Right up front, let's remember something - Jarvis isn't some pajama mujahadeen blogger sitting in his basement posting items in between taking pictures of his cat. He's an experienced, credentialed, professional journalist who still appears regularly on CNN, MSNBC, and other venues. He still works in publication, though in newer, different formats. He's a pro. It's pretty easy for him to talk about the "power of bloggers" and to make suggestions for how the MSM can work together with bloggers for a newer, brighter future if all the experience he has to go on is how his blog is treated by the MSM.

Let me give you a hypothetical example. Jarvis works down around the Big Apple, but I live in the wilds of Upstate New York, a few hours away. We have some influential, national political figures in our state. George Pataki is one who comes to mind, and he travels around the state quite often. Let's just say for a moment that he showed up in Binghamton, New York and gave a quick speech to a small group of GOP supporters here. When things like this happen in my area, I tend to show up, and certainly I'll blog about it. Imagine for a moment that Pataki said something truly outrageous... for example, "You upstaters have to realize that the only way we're going to get real school reform in New York is if we get rid of most of these blacks." (Obviously he'd never say that... this is just an example of something that would cause a media feeding frenzy.)

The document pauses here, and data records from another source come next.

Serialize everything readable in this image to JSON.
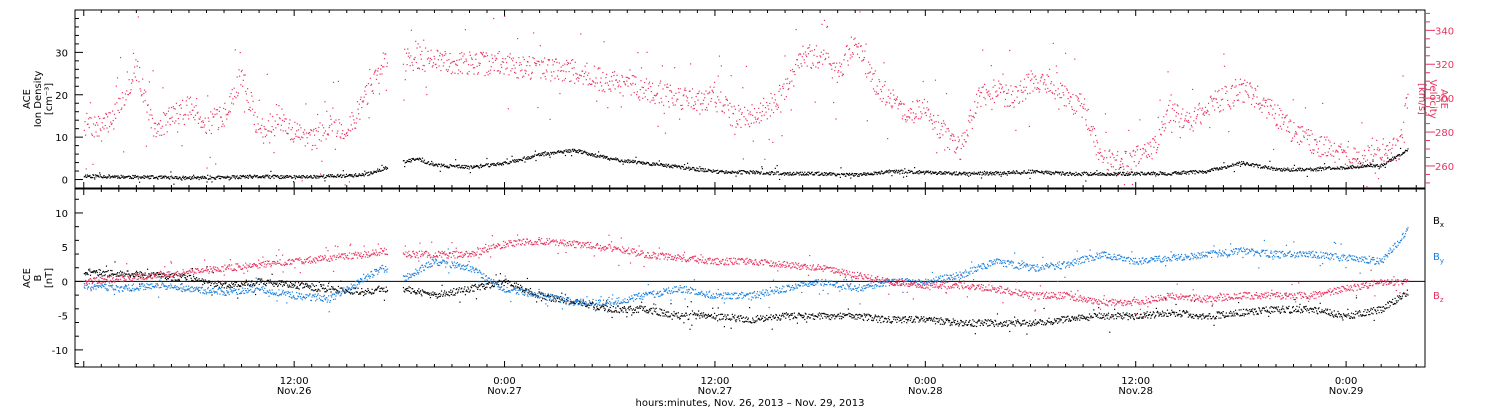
{
  "chart_data": [
    {
      "type": "scatter",
      "panel": "top",
      "x_unit": "hours since 2013-11-26 00:00 UT",
      "xlim": [
        -0.5,
        76.5
      ],
      "left_axis": {
        "label_lines": [
          "ACE",
          "Ion Density",
          "[cm⁻³]"
        ],
        "ylim": [
          -2,
          40
        ],
        "ticks": [
          0,
          10,
          20,
          30
        ]
      },
      "right_axis": {
        "label_lines": [
          "ACE",
          "Velocity",
          "[km/s]"
        ],
        "ylim": [
          247,
          352
        ],
        "ticks": [
          260,
          280,
          300,
          320,
          340
        ],
        "color": "#e8335f"
      },
      "series": [
        {
          "name": "Ion Density",
          "axis": "left",
          "color": "#000000",
          "x": [
            0,
            2,
            4,
            6,
            8,
            10,
            12,
            14,
            16,
            18,
            19,
            20,
            22,
            24,
            26,
            28,
            30,
            32,
            34,
            35,
            36,
            38,
            40,
            42,
            44,
            46,
            48,
            50,
            52,
            54,
            56,
            58,
            60,
            62,
            64,
            66,
            68,
            70,
            72,
            74,
            75.5
          ],
          "y": [
            1,
            0.8,
            0.6,
            0.5,
            0.6,
            0.8,
            0.7,
            0.9,
            1.2,
            4,
            5,
            3.5,
            3,
            4,
            6,
            7,
            5,
            4,
            3,
            2.5,
            2,
            1.8,
            1.5,
            1.5,
            1.2,
            2,
            1.8,
            1.5,
            1.6,
            2,
            1.5,
            1.4,
            1.5,
            1.6,
            2,
            4,
            2.5,
            2.5,
            3,
            3.5,
            7
          ]
        },
        {
          "name": "Velocity",
          "axis": "right",
          "color": "#e8335f",
          "x": [
            0,
            1,
            2,
            3,
            4,
            5,
            6,
            7,
            8,
            9,
            10,
            11,
            12,
            13,
            14,
            15,
            16,
            17,
            18,
            19,
            20,
            22,
            24,
            26,
            28,
            30,
            32,
            34,
            36,
            37,
            38,
            39,
            40,
            41,
            42,
            43,
            44,
            45,
            46,
            47,
            48,
            49,
            50,
            51,
            52,
            53,
            54,
            55,
            56,
            57,
            58,
            59,
            60,
            61,
            62,
            63,
            64,
            65,
            66,
            67,
            68,
            69,
            70,
            71,
            72,
            73,
            74,
            75,
            75.5
          ],
          "y": [
            285,
            282,
            295,
            318,
            280,
            290,
            295,
            285,
            290,
            315,
            280,
            290,
            280,
            275,
            285,
            280,
            300,
            320,
            322,
            324,
            322,
            321,
            320,
            318,
            316,
            310,
            305,
            300,
            300,
            290,
            290,
            295,
            305,
            325,
            325,
            315,
            335,
            310,
            300,
            290,
            295,
            280,
            270,
            300,
            305,
            300,
            310,
            310,
            300,
            295,
            265,
            262,
            265,
            270,
            295,
            285,
            295,
            300,
            305,
            300,
            290,
            280,
            275,
            270,
            265,
            265,
            270,
            270,
            300
          ]
        }
      ],
      "data_gap_hours": [
        17.3,
        18.2
      ]
    },
    {
      "type": "scatter",
      "panel": "bottom",
      "x_unit": "hours since 2013-11-26 00:00 UT",
      "xlim": [
        -0.5,
        76.5
      ],
      "y_axis": {
        "label_lines": [
          "ACE",
          "B",
          "[nT]"
        ],
        "ylim": [
          -12.5,
          13.5
        ],
        "ticks": [
          -10,
          -5,
          0,
          5,
          10
        ]
      },
      "zero_line": 0,
      "series": [
        {
          "name": "Bx",
          "legend_label": "B",
          "legend_subscript": "x",
          "color": "#000000",
          "x": [
            0,
            2,
            4,
            6,
            8,
            10,
            12,
            14,
            16,
            17,
            18.2,
            20,
            22,
            24,
            26,
            28,
            30,
            32,
            34,
            36,
            38,
            40,
            42,
            44,
            46,
            48,
            50,
            52,
            54,
            56,
            58,
            60,
            62,
            64,
            66,
            68,
            70,
            72,
            74,
            75.5
          ],
          "y": [
            1.5,
            1.2,
            1,
            0.5,
            -0.5,
            0,
            -0.5,
            -1,
            -1.5,
            -1,
            -1,
            -2,
            -1,
            0,
            -2,
            -3,
            -4,
            -4,
            -5,
            -5,
            -5.5,
            -5,
            -5,
            -5,
            -5.5,
            -5.5,
            -6,
            -6,
            -6,
            -5.5,
            -5,
            -5,
            -4.5,
            -5,
            -4.5,
            -4,
            -4,
            -5,
            -4,
            -1.5
          ]
        },
        {
          "name": "By",
          "legend_label": "B",
          "legend_subscript": "y",
          "color": "#1a7fdd",
          "x": [
            0,
            2,
            4,
            6,
            8,
            10,
            12,
            14,
            16,
            17,
            18.2,
            20,
            22,
            24,
            26,
            28,
            30,
            32,
            34,
            36,
            38,
            40,
            42,
            44,
            46,
            48,
            50,
            52,
            54,
            56,
            58,
            60,
            62,
            64,
            66,
            68,
            70,
            72,
            74,
            75.5
          ],
          "y": [
            -0.5,
            -1,
            -0.5,
            -1,
            -1.5,
            -1,
            -2,
            -2.5,
            0.5,
            2,
            0.5,
            3,
            2,
            -1,
            -2,
            -3,
            -3,
            -2,
            -1,
            -2,
            -2,
            -1,
            0,
            -1,
            0,
            0,
            1,
            3,
            2,
            2.5,
            4,
            3,
            3.5,
            4,
            4.5,
            4,
            4,
            3.5,
            3,
            7.5
          ]
        },
        {
          "name": "Bz",
          "legend_label": "B",
          "legend_subscript": "z",
          "color": "#e8335f",
          "x": [
            0,
            2,
            4,
            6,
            8,
            10,
            12,
            14,
            16,
            17,
            18.2,
            20,
            22,
            24,
            26,
            28,
            30,
            32,
            34,
            36,
            38,
            40,
            42,
            44,
            46,
            48,
            50,
            52,
            54,
            56,
            58,
            60,
            62,
            64,
            66,
            68,
            70,
            72,
            74,
            75.5
          ],
          "y": [
            0,
            0.5,
            1,
            1.5,
            2,
            2.5,
            3,
            3.5,
            4,
            4.5,
            4,
            4,
            4,
            5.5,
            6,
            5.5,
            5,
            4,
            3.5,
            3,
            3,
            2.5,
            2,
            1,
            0,
            -0.5,
            -0.5,
            -1,
            -2,
            -2,
            -3,
            -3,
            -2,
            -2.5,
            -2,
            -2,
            -2,
            -1,
            0,
            0
          ]
        }
      ],
      "data_gap_hours": [
        17.3,
        18.2
      ]
    }
  ],
  "x_axis": {
    "ticks": [
      {
        "time": "12:00",
        "date": "Nov.26",
        "hour": 12
      },
      {
        "time": "0:00",
        "date": "Nov.27",
        "hour": 24
      },
      {
        "time": "12:00",
        "date": "Nov.27",
        "hour": 36
      },
      {
        "time": "0:00",
        "date": "Nov.28",
        "hour": 48
      },
      {
        "time": "12:00",
        "date": "Nov.28",
        "hour": 60
      },
      {
        "time": "0:00",
        "date": "Nov.29",
        "hour": 72
      }
    ],
    "title": "hours:minutes, Nov. 26, 2013 – Nov. 29, 2013"
  },
  "colors": {
    "density": "#000000",
    "velocity": "#e8335f",
    "bx": "#000000",
    "by": "#1a7fdd",
    "bz": "#e8335f",
    "axes": "#000000"
  }
}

Trust me... if I'm there, the local paper is going to be there. They would run like hell to go to press with that story. It would also get picked up (eventually) on the wires, and find its way to the Times, the Post, LA Times, etc. (There's an outside chance that the NY Post and the Washington Times might print it, but it looks bad for the GOP so they might pass.) The point is, if I run straight home and write up a blog entry about this, and the NY Times is using this "new media" and see the story, are they just going to print it? Can you picture the Times running with a front page story on a controversial Pataki quote just on my say so? No... they'll dispatch reporters to the scene, call the local papers, look for other witnesses and, you know... the usual "professional journalism" stuff. Even if I'm correct, what happens to them the first time they run a huge front page story based on an account by some blogger without vetting it first and it turns out to be partisan hackery? They're screwed. Now if Jarvis blogged it, they would very likely already be working on the lede. Why? He's a journalist. There's a difference.

Jarvis has some specific complaints about the Times piece linked in the last post. One of them is how the Captain's Quarters blog author is described.
This being The Times, many of the slaps are subtle. When they quote Edward Morrissey of Captains Quarter, who stayed on top of the Jordan story, they make a point of saying he is "a call center manager who lives near Minneapolis" Read: "He's not one of us. He's not a real journalist."
I'm sorry, but... this is an insult somehow? The guy IS a call center manager from Minneapolis. Is he supposed to be ashamed of that? Or is it that the Times is pointing out, by way of identifying the source of the quotes, that Ed Morrissey isn't a professional journalist? Because guess what, Jeff? He's not. He's a call center manager with a blog.

I just read a piece in our local paper this week where the reporter was asking a number of local residents what they thought about a new helicopter contract which a Lockheed Martin received in our area. One of them was answered by, "Linda M. Grocery clerk at Giant supermarket." Was that an insult to Linda? No... they asked her what her job was, and she told them. The story identified where the opinion was coming from. If they had not done that, the reader might be thinking, "Hrmmm... Linda M.... is she from the Department of Defense?" No. She's giving an opinion, just like Ed Morrissey and most all other non-professional-journalist bloggers do.
I'm simply not getting this criticism of the Times at all. They are identifying the sources of quotes. If Jarvis' point is that anyone with a blog should be taken, de facto, as a "member of the media" and treated as such by the MSM, that's a bit too much aggrandizing of the blogosphere for me.